Immunomedics has benefited repeatedly from the NOL Program. Administered by the EDA and the New Jersey Department of Treasury's Division of Taxation, this competitive program enables eligible technology and biotechnology companies to sell New Jersey tax losses and/or research and development tax credits to raise cash to finance their growth and operations. Since the program’s inception in 1999, more than 500 technology and life sciences companies have received a total of more than $860 million.
Pfreundschuh was present at a recent HealthCare Institute of New Jersey (HINJ) roundtable discussion that touched upon resources available to the Garden State’s pharmaceutical industry.

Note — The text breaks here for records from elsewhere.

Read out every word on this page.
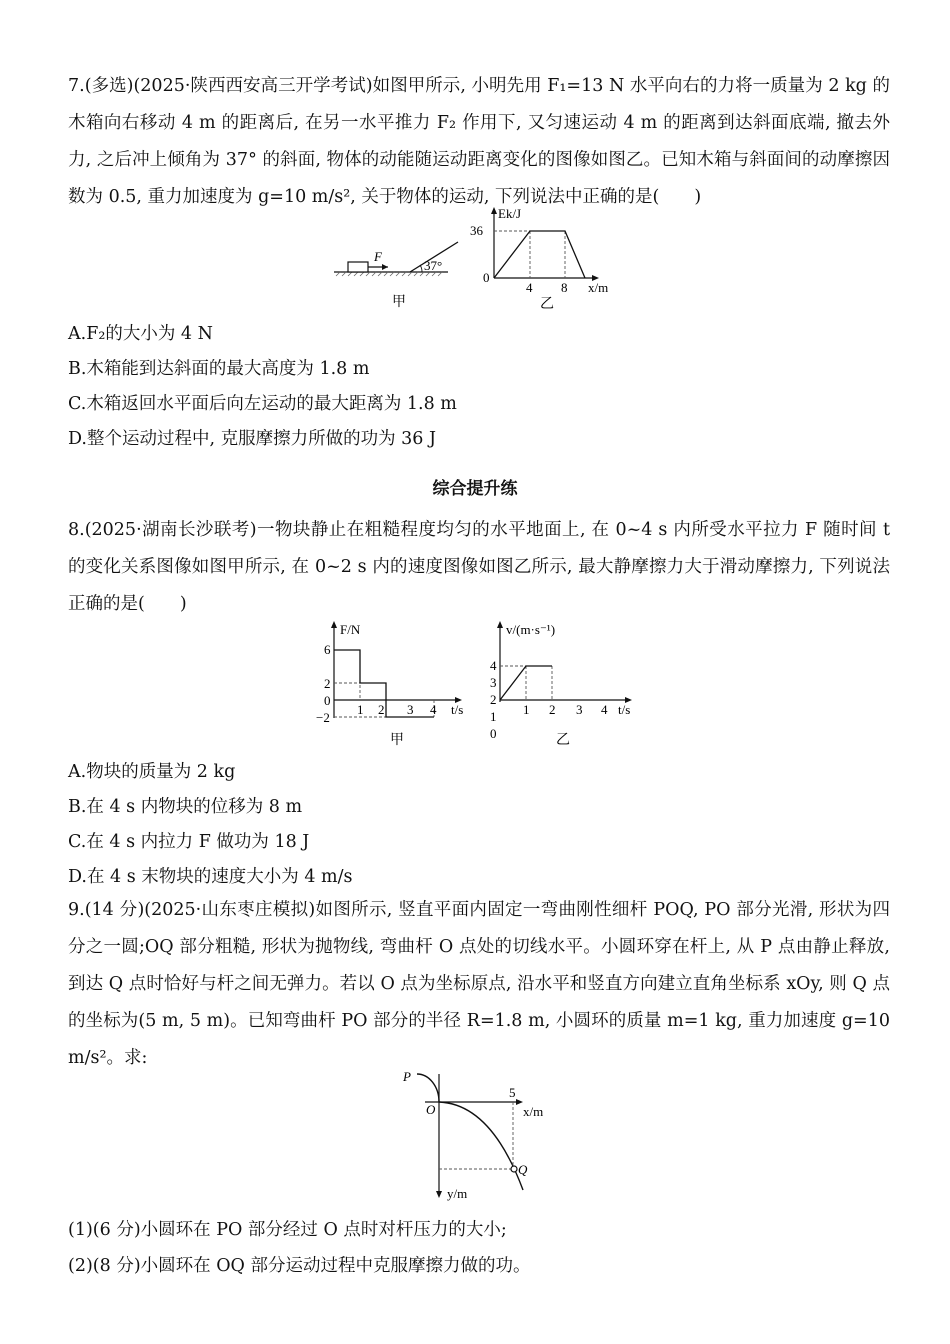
7.(多选)(2025·陕西西安高三开学考试)如图甲所示, 小明先用 F₁=13 N 水平向右的力将一质量为 2 kg 的木箱向右移动 4 m 的距离后, 在另一水平推力 F₂ 作用下, 又匀速运动 4 m 的距离到达斜面底端, 撤去外力, 之后冲上倾角为 37° 的斜面, 物体的动能随运动距离变化的图像如图乙。已知木箱与斜面间的动摩擦因数为 0.5, 重力加速度为 g=10 m/s², 关于物体的运动, 下列说法中正确的是(　　)
F
37°
甲
Ek/J
36
0
4 8 x/m
乙
A.F₂的大小为 4 N
B.木箱能到达斜面的最大高度为 1.8 m
C.木箱返回水平面后向左运动的最大距离为 1.8 m
D.整个运动过程中, 克服摩擦力所做的功为 36 J
综合提升练
8.(2025·湖南长沙联考)一物块静止在粗糙程度均匀的水平地面上, 在 0~4 s 内所受水平拉力 F 随时间 t 的变化关系图像如图甲所示, 在 0~2 s 内的速度图像如图乙所示, 最大静摩擦力大于滑动摩擦力, 下列说法正确的是(　　)
F/N
6
2
0
−2
1 2 3 4 t/s
甲
v/(m·s⁻¹)
4
3
2
1
0
1 2 3 4 t/s
乙
A.物块的质量为 2 kg
B.在 4 s 内物块的位移为 8 m
C.在 4 s 内拉力 F 做功为 18 J
D.在 4 s 末物块的速度大小为 4 m/s
9.(14 分)(2025·山东枣庄模拟)如图所示, 竖直平面内固定一弯曲刚性细杆 POQ, PO 部分光滑, 形状为四分之一圆;OQ 部分粗糙, 形状为抛物线, 弯曲杆 O 点处的切线水平。小圆环穿在杆上, 从 P 点由静止释放, 到达 Q 点时恰好与杆之间无弹力。若以 O 点为坐标原点, 沿水平和竖直方向建立直角坐标系 xOy, 则 Q 点的坐标为(5 m, 5 m)。已知弯曲杆 PO 部分的半径 R=1.8 m, 小圆环的质量 m=1 kg, 重力加速度 g=10 m/s²。求:
P
O
Q
5
x/m
y/m
(1)(6 分)小圆环在 PO 部分经过 O 点时对杆压力的大小;
(2)(8 分)小圆环在 OQ 部分运动过程中克服摩擦力做的功。
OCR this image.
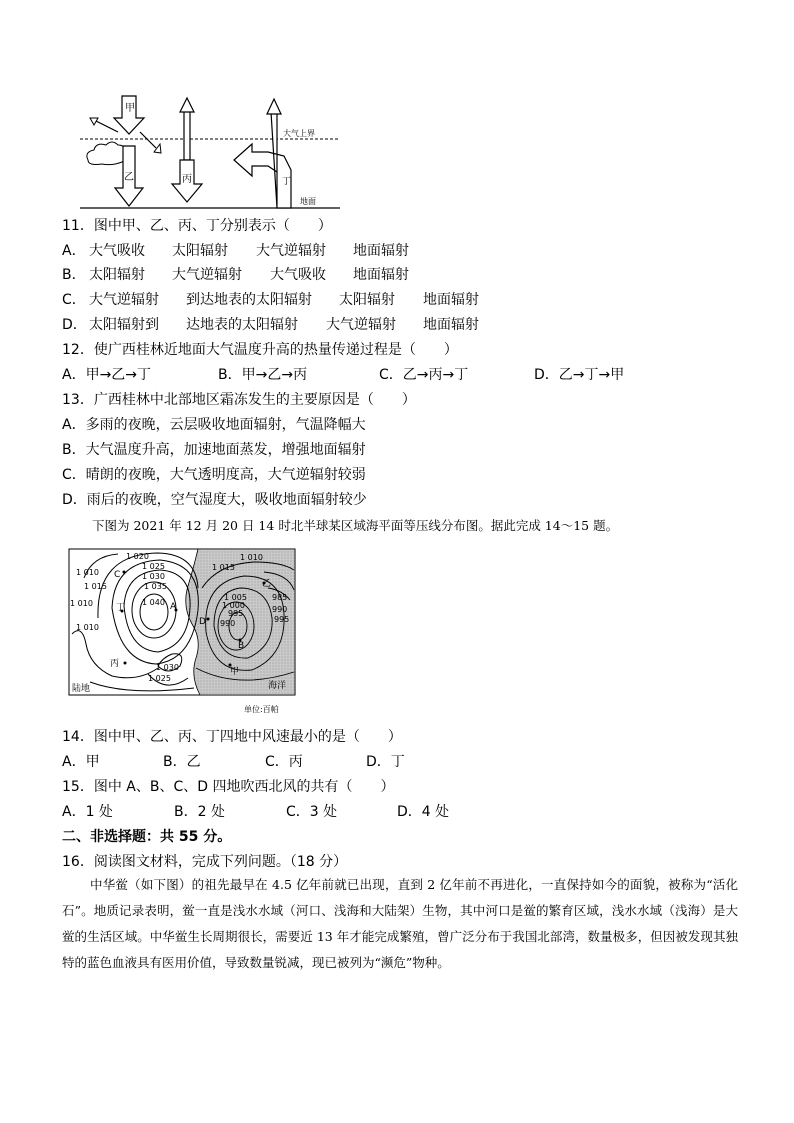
甲
乙	丙	丁
大气上界
地面
11．图中甲、乙、丙、丁分别表示（　　）
A． 大气吸收 太阳辐射 大气逆辐射 地面辐射
B． 太阳辐射 大气逆辐射 大气吸收 地面辐射
C． 大气逆辐射 到达地表的太阳辐射 太阳辐射 地面辐射
D． 太阳辐射到 达地表的太阳辐射 大气逆辐射 地面辐射
12．使广西桂林近地面大气温度升高的热量传递过程是（　　）
A．甲→乙→丁	B．甲→乙→丙	C．乙→丙→丁	D．乙→丁→甲
13．广西桂林中北部地区霜冻发生的主要原因是（　　）
A．多雨的夜晚，云层吸收地面辐射，气温降幅大
B．大气温度升高，加速地面蒸发，增强地面辐射
C．晴朗的夜晚，大气透明度高，大气逆辐射较弱
D．雨后的夜晚，空气湿度大，吸收地面辐射较少
下图为 2021 年 12 月 20 日 14 时北半球某区域海平面等压线分布图。据此完成 14～15 题。
1 020
1 015
1 010
1 025
1 030
1 035
1 040
1 010
1 010
1 030
1 025
1 015
1 010
1 005
1 000
995
990
985
990
995
C
A
丁
丙
D
B
乙
甲
陆地	海洋
单位:百帕
14．图中甲、乙、丙、丁四地中风速最小的是（　　）
A．甲	B．乙	C．丙	D．丁
15．图中 A、B、C、D 四地吹西北风的共有（　　）
A．1 处	B．2 处	C．3 处	D．4 处
二、非选择题：共 55 分。
16．阅读图文材料，完成下列问题。（18 分）
中华鲎（如下图）的祖先最早在 4.5 亿年前就已出现，直到 2 亿年前不再进化，一直保持如今的面貌，被称为“活化石”。地质记录表明，鲎一直是浅水水域（河口、浅海和大陆架）生物，其中河口是鲎的繁育区域，浅水水域（浅海）是大鲎的生活区域。中华鲎生长周期很长，需要近 13 年才能完成繁殖，曾广泛分布于我国北部湾，数量极多，但因被发现其独特的蓝色血液具有医用价值，导致数量锐减，现已被列为“濒危”物种。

During the discussion, Pfreundschuh told New Jersey state leaders what a difference the NOL program has meant to his company.
“The $5.1 million cash proceeds from the NOL program have allowed us to continue with our aggressive agenda to advance a currently ongoing Phase 3 pivotal study in patients with advanced pancreatic cancer, and support the ongoing clinical trials with our ADC,” he said.
@NJEDATech asked Pfreundschuh about Immunomedics’ experience in New Jersey and its plans for the future:
What advantages does Immunomedics see in locating itself in New Jersey?
We have found numerous advantages to locating our headquarters in New Jersey. In terms of human resources, New Jersey has a highly educated workforce trained in science and technology, from which we can recruit. In addition, the State is home to a significant number of multinational pharmaceutical and biotechnology companies for potential scientific collaborations and commercial licensing. Finally, resources such as the NOL program provide small, unprofitable biotechnology companies like ours with an important source of non-dilutive financing to fund our working capital needs.
What is Immunomedics’ biggest success to date?
We have pioneered a new approach in cancer therapy using ADCs that are different from the current industry paradigm. We’re very encouraged by the Phase II results of IMMU-132 in a variety of solid tumors. Patients enrolled in this program have had many prior therapies, and have limited options to treat their cancer. Based on these promising results, IMMU-132 was recently recognized as one of the “Most Promising Clinical Candidates” at the recent World ADC Awards in San Diego.
What’s on the horizon for the company?
Our main focus currently is to consummate a licensing partnership with large pharma or biotech to advance IMMU-132 to a Phase 3 registration trial in patients with metastatic triple-negative breast cancer. Trial design, including a Special Protocol Assessment agreement, with the FDA has been completed. Clinical materials for the Phase 3 study and beyond are being prepared and tested by outside manufacturers.
Our second ADC, labetuzumab govitecan (IMMU-130), has completed a Phase 2 study in patients with metastatic colorectal cancer. Plans for a Phase 3 study in this indication are underway. In addition, the pivotal Phase 3 clinical trials of yttrium-90-(90Y)-labeled clivatuzumab tetraxetan in patients with relapsed, advanced pancreatic cancer is expected to complete patient enrollment in 2016, with results anticipated shortly thereafter.